This past winter, vests were a hot button issue thanks to then US presidential hopeful Rick Santorum. But a vest that cools—rather than warms—could fire up studies of brown fat as researchers seek drugs that turn on this calorie-burning tissue.
Compared with white fat, which mostly acts as an energy repository, brown fat serves to generate heat. In the past, researchers believed only babies made use of brown adipose tissue. Now we know adults have small deposits of brown fat throughout the body that burn energy only in chilly environments. With roughly two-thirds of the US classified as overweight, researchers are keen on pinpointing how brown fat is activated and how to convert white fat to its healthier cousin to help people slim down.
In February, Canadian researchers published a study in the Journal of Clinical Investigation that looked beyond brown fat’s heat-producing capabilities to how, once activated, it affects our metabolism. With a sample size of six healthy men, they reduced average skin temperature by about 4 degrees to roughly 30°C by fitting them in a cooling suit. Positron-emission tomography (PET) allowed scientists to see for the first time that cold exposure increased the amount of nonesterified fatty acids (NEFA)—the primary source of energy for tissues in fasting conditions—in the blood stream by one-third. Despite the small sample size, researchers expressed confidence in their results due to consistent measurements across the participants.
But it would be more convenient for overweight individuals to take a drug that causes brown fat to burn calories. A study published this week in the Proceedings of the National Academy of Sciences (PNAS) set out to test a possible drug therapy. Aaron Cypess of the Joslin Diabetes Center in Boston and his team wanted to determine if an ingredient found in over-the-counter decongestant drugs, called ephedrine, might activate brown fat without any cold exposure. A meta-analysis in 2003 had previously suggested that ephedrine may produce modest weight loss in humans. Ephedrine seems to cause weight loss by stimulating a release of the messenger molecule norepinephrine, thereby increasing heart rate. Brown adipose tissue has receptors for norepinephrine, so researchers reasoned the drug would activate this type of fat.
In the PNAS study, researchers tried three methods on separate visits over the course of three days. Ten participants received a single dose of ephedrine or saline solution, or were fitted with a cooling vest set to 14°C, or two degrees cooler than in the February study. Such vests are sometimes worn by surgeons in the operating room. Cypess and his team found that brown fat was reliably activated only during cold exposure, not by ephedrine.

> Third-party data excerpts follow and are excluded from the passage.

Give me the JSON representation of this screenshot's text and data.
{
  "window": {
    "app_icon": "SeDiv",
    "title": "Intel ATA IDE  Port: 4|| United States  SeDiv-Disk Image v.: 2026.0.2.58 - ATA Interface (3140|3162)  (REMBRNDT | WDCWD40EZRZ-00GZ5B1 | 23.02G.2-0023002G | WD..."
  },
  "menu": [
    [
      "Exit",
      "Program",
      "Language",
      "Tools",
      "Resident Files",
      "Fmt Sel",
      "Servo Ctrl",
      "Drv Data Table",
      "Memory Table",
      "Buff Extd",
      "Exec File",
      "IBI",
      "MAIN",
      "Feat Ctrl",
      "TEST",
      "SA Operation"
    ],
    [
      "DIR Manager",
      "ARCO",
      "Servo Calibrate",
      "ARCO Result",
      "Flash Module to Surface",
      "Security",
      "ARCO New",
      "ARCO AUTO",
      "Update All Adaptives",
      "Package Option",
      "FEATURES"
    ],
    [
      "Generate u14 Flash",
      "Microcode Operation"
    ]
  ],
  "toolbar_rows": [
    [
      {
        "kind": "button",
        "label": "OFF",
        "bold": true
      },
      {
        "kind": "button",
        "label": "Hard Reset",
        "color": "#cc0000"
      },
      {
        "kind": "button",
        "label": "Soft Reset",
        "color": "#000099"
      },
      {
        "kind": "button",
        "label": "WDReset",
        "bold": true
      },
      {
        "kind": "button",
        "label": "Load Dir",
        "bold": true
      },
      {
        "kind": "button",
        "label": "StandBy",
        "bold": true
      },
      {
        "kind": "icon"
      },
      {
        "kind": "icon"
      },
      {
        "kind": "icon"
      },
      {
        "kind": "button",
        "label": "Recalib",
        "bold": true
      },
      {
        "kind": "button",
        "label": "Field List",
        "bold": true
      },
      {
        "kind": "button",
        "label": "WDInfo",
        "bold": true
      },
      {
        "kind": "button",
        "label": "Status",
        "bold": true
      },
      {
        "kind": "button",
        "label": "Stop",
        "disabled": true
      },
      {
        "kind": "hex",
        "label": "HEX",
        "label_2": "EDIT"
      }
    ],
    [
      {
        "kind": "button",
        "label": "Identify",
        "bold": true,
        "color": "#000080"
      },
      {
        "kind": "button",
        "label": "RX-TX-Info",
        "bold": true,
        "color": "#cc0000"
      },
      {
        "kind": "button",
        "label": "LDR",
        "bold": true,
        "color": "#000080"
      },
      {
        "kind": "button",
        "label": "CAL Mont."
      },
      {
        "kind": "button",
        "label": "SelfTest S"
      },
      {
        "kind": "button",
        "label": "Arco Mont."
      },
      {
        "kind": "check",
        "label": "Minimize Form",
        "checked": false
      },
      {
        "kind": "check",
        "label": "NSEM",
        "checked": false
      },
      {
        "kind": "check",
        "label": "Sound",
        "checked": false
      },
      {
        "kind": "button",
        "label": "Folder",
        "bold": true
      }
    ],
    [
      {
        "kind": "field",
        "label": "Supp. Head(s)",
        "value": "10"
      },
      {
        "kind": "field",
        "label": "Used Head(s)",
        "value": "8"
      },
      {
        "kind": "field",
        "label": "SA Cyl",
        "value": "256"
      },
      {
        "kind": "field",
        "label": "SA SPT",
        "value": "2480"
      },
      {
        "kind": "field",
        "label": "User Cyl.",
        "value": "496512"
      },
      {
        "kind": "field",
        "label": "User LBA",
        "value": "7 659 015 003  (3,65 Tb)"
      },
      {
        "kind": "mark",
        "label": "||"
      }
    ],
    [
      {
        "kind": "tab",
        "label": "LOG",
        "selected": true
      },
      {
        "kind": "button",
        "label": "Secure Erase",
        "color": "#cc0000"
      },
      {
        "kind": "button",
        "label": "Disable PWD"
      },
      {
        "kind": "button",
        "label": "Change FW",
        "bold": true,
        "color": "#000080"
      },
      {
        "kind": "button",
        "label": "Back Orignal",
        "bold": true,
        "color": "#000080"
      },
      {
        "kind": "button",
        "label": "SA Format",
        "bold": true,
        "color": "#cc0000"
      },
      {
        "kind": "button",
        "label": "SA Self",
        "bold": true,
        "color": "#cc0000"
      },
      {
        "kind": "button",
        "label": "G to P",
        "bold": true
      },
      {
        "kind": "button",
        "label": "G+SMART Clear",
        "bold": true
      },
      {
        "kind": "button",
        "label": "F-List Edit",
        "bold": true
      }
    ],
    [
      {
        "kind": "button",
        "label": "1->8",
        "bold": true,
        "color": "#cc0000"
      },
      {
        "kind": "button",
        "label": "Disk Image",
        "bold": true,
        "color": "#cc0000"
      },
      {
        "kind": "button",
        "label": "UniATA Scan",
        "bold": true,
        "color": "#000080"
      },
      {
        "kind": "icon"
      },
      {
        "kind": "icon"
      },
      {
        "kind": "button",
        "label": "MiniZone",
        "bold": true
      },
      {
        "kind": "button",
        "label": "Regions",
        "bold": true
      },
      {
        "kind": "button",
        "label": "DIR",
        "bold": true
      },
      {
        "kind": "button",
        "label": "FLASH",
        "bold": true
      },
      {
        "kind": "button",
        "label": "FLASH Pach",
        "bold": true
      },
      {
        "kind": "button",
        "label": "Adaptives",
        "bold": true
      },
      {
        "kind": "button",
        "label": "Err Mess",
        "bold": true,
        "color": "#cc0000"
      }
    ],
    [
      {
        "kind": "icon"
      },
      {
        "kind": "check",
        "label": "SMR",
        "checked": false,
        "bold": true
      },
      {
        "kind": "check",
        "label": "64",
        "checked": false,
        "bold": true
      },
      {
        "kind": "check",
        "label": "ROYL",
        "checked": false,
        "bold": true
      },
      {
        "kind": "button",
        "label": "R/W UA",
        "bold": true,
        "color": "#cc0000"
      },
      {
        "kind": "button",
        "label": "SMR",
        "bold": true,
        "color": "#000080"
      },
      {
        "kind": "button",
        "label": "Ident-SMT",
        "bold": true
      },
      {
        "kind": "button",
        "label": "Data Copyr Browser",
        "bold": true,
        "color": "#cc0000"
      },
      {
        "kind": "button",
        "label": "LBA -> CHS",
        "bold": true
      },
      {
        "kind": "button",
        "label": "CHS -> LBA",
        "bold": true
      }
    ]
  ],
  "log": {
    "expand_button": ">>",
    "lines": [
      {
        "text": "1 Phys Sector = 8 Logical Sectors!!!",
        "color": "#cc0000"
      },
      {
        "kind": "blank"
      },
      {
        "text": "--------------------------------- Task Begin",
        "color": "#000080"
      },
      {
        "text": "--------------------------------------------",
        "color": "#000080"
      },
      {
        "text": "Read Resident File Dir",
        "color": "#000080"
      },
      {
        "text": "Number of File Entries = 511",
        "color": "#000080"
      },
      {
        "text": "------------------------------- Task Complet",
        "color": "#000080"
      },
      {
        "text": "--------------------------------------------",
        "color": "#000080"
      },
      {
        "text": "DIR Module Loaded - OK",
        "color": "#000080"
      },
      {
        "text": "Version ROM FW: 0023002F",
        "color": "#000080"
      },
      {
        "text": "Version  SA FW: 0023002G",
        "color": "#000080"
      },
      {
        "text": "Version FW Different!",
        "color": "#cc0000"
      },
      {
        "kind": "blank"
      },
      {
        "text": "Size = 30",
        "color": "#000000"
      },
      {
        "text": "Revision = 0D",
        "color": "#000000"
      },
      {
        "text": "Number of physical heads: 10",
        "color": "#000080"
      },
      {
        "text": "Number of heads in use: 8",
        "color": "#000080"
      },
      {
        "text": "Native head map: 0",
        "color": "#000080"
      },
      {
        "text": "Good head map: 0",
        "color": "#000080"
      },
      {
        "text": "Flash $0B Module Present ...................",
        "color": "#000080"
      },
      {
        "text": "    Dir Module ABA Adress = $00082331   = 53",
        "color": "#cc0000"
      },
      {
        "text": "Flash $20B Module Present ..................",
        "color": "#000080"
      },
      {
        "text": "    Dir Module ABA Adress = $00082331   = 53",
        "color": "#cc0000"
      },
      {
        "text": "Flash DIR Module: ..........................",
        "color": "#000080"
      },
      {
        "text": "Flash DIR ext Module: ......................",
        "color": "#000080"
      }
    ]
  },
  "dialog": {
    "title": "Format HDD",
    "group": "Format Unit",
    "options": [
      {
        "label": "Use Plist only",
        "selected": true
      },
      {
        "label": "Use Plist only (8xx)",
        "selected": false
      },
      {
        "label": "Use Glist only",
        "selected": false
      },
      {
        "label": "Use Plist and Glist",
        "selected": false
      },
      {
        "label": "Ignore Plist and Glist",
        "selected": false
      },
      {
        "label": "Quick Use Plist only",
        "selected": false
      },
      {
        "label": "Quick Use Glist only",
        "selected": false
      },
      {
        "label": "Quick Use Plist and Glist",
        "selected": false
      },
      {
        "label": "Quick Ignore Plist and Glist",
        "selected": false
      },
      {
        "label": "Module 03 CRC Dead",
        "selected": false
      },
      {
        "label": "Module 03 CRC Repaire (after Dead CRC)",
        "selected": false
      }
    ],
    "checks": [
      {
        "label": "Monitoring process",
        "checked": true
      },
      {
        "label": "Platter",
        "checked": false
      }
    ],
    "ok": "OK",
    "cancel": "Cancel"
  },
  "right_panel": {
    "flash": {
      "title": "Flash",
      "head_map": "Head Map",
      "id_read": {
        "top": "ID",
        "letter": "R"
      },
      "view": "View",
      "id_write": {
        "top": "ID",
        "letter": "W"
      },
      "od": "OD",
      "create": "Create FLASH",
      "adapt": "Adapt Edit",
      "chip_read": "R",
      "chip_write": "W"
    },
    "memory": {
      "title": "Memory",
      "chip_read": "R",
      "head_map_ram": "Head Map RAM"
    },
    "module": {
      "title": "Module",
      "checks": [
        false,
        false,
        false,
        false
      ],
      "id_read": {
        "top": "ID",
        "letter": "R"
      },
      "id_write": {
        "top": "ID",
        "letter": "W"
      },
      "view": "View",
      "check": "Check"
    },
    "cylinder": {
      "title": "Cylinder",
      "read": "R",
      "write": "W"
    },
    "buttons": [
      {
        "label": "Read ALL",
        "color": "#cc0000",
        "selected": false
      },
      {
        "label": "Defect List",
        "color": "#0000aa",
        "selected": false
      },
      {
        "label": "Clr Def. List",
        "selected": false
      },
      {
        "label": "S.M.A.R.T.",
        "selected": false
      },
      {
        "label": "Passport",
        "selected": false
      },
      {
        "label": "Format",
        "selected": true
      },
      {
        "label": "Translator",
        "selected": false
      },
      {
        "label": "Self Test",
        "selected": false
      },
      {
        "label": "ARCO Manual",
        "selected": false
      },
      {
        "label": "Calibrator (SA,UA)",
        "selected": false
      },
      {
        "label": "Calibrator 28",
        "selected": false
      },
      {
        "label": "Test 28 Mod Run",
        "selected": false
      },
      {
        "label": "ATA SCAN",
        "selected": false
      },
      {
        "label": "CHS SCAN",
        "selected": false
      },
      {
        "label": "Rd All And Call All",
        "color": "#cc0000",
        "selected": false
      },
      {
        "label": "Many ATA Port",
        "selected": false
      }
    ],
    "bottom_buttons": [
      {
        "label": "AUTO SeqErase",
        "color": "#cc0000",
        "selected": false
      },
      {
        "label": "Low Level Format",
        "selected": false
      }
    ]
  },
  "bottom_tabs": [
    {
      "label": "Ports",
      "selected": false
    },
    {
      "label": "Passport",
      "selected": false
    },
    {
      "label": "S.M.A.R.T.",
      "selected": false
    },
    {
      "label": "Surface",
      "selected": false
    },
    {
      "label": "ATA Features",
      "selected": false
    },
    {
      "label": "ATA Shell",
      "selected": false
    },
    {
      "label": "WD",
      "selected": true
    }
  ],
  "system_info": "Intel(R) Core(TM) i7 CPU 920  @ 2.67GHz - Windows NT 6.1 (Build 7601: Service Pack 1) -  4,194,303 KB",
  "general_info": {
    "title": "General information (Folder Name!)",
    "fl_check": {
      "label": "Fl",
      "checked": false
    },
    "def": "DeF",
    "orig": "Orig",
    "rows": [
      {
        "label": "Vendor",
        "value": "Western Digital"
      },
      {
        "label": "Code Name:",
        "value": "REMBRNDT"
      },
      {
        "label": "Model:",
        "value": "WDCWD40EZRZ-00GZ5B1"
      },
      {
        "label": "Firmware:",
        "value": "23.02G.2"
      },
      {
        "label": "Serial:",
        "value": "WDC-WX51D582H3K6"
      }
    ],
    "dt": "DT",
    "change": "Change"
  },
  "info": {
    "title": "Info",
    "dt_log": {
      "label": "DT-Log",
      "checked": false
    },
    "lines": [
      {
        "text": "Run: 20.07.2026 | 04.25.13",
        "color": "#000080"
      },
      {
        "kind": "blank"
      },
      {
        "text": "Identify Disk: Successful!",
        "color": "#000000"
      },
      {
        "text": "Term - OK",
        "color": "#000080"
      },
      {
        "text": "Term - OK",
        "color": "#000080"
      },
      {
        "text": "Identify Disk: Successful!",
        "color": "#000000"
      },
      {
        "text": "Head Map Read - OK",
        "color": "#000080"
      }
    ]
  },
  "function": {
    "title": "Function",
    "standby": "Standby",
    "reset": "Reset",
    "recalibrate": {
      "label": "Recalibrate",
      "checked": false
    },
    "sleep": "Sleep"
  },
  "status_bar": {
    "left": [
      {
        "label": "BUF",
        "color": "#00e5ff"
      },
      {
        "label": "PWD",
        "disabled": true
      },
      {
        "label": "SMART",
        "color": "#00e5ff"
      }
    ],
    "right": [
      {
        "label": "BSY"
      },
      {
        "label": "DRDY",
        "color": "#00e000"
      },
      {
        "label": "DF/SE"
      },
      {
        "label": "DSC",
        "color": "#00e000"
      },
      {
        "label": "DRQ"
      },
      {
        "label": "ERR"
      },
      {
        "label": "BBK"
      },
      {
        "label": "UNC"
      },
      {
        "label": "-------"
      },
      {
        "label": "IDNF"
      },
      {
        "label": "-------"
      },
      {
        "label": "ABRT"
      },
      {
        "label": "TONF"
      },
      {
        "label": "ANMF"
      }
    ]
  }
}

“On the positive side, we found a way to activate brown fat in a consistent manner with cold [environmental] temperatures,” Cypess says. “Let’s say we come up with a method in the future, such as a drug, a diet. We now have a positive control [in the form of exposure to cold temperatures].” He added that cooling vests save costs compared with cranking up an air-conditioned system to lower a temperature in a room.
Cypess hopes that other methods exist to crack the mystery of what, besides cold, turns on brown fat. To that end, a report published in the current issue of Nature Medicine could offer possible clues. This study revealed that turning down the gene Aldh1a1 in mice shifted white fat tissue to be more like brown fat. Aldh1a1 produces an enzyme that converts metabolites of vitamin A—switching the molecule retinaldehyde to retinoic acid. In this month’s Nature Medicine podcast, lead author Jorge Plutzky says, “I think that someday, yes, we will have agents that allow us to manipulate adiposity. At least in the models we are studying here, it’s not a change in how much energy or how many calories are coming in, but a dissipation of energy.”
What is the next step for brown fat research? “That is the billion dollar question,” says Cypess. He explains that studies should ultimately focus on the chronic effect of brown fat activation in humans. But researchers need to proceed with caution. “It could be that we increase the brown fat percentage and find that people consume more food,” Cypess says. He envisions the next study will expose participants to cold for longer periods of time. He also gives some unsolicited advice: Don’t try this at home.